For some, this is because they want to ditch May’s deal and get some breathing space to find a new arrangement with the EU. For others, it would provide the chance to take Brexit back to the public and hold a second referendum. And for a small but hardcore group, it is the first step toward stopping Brexit totally.
But delaying Brexit really could mean going back fully to square one, which doesn’t only suit Europhiles: when it’s said that everything is back on the table, this means harder options, too. Including a more carefully-orchestrated no deal. Many words have been dedicated to the divisions that Brexit has created in British society. It’s hard to see how all options coming back on the table would remedy this.

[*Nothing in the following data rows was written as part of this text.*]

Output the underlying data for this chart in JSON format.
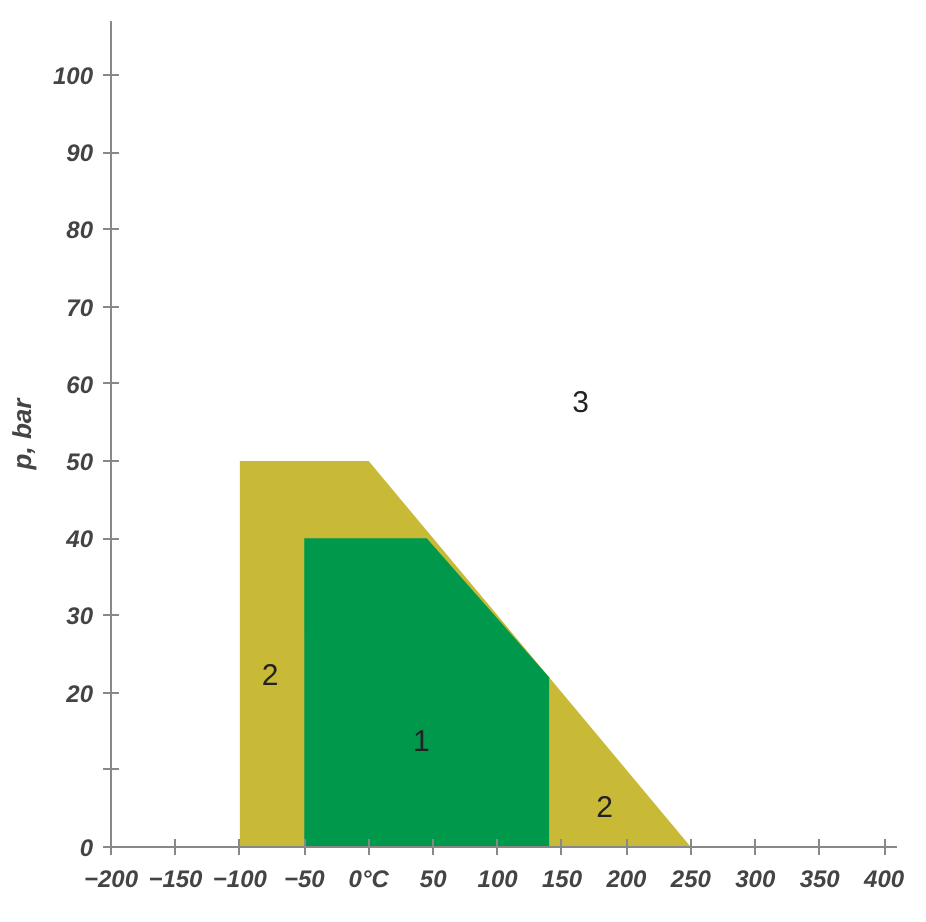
{
  "chart_data": {
    "type": "area",
    "ylabel": "p, bar",
    "xlim": [
      -200,
      410
    ],
    "ylim": [
      0,
      107
    ],
    "xticks": [
      -200,
      -150,
      -100,
      -50,
      {
        "value": 0,
        "label": "0°C"
      },
      50,
      100,
      150,
      200,
      250,
      300,
      350,
      400
    ],
    "yticks": [
      0,
      {
        "value": 10,
        "label": null
      },
      20,
      30,
      40,
      50,
      60,
      70,
      80,
      90,
      100
    ],
    "series": [
      {
        "color": "#c8b936",
        "x": [
          -100,
          0,
          250
        ],
        "values": [
          50,
          50,
          0
        ]
      },
      {
        "color": "#00984a",
        "x": [
          -50,
          45,
          140
        ],
        "values": [
          40,
          40,
          22
        ]
      }
    ],
    "annotations": [
      "1",
      "2",
      "2",
      "3"
    ],
    "grid": false
  }
}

Absent in much of this discussion is how all of this is being seen in Brussels. Many in the UK still believe that the EU might finally budge on March 21 and offer MPs something they can swallow.
Even as European Commission President Jean Claude Juncker sat next to May in Strasbourg on Monday, saying that there were no more concession to be made, a large number of influential people listening in London simply didn’t believe him. They maintain that this is all part of some larger drama and that some kind of last-minute deal can be clinched at the eleventh hour.
May herself may even privately not have believed Juncker, as she committed, after seeing her vote tank a second time, to rescuing it.
This all looks very different in Europe. The UK’s position on Brexit has, it’s fair to say, not been predictable or stable over the past three years.
The EU now sees the UK as an unreliable negotiating partner and, short of a thumping Commons victory for one option or another, is reluctant to spend more political capital trying to bail out a UK that it can no longer predict nor depend upon.
On Friday, Brexit will be 14 days away. It’s not beyond the realms of possibility that two weeks from deadline day, the state of Brexit will have remained virtually static for the best part of three years.
At some point, that has to change. And when it does, the fallout and consequences of this political failure will be savage. And it’s very hard to envisage a scenario in which the first victim isn’t May herself.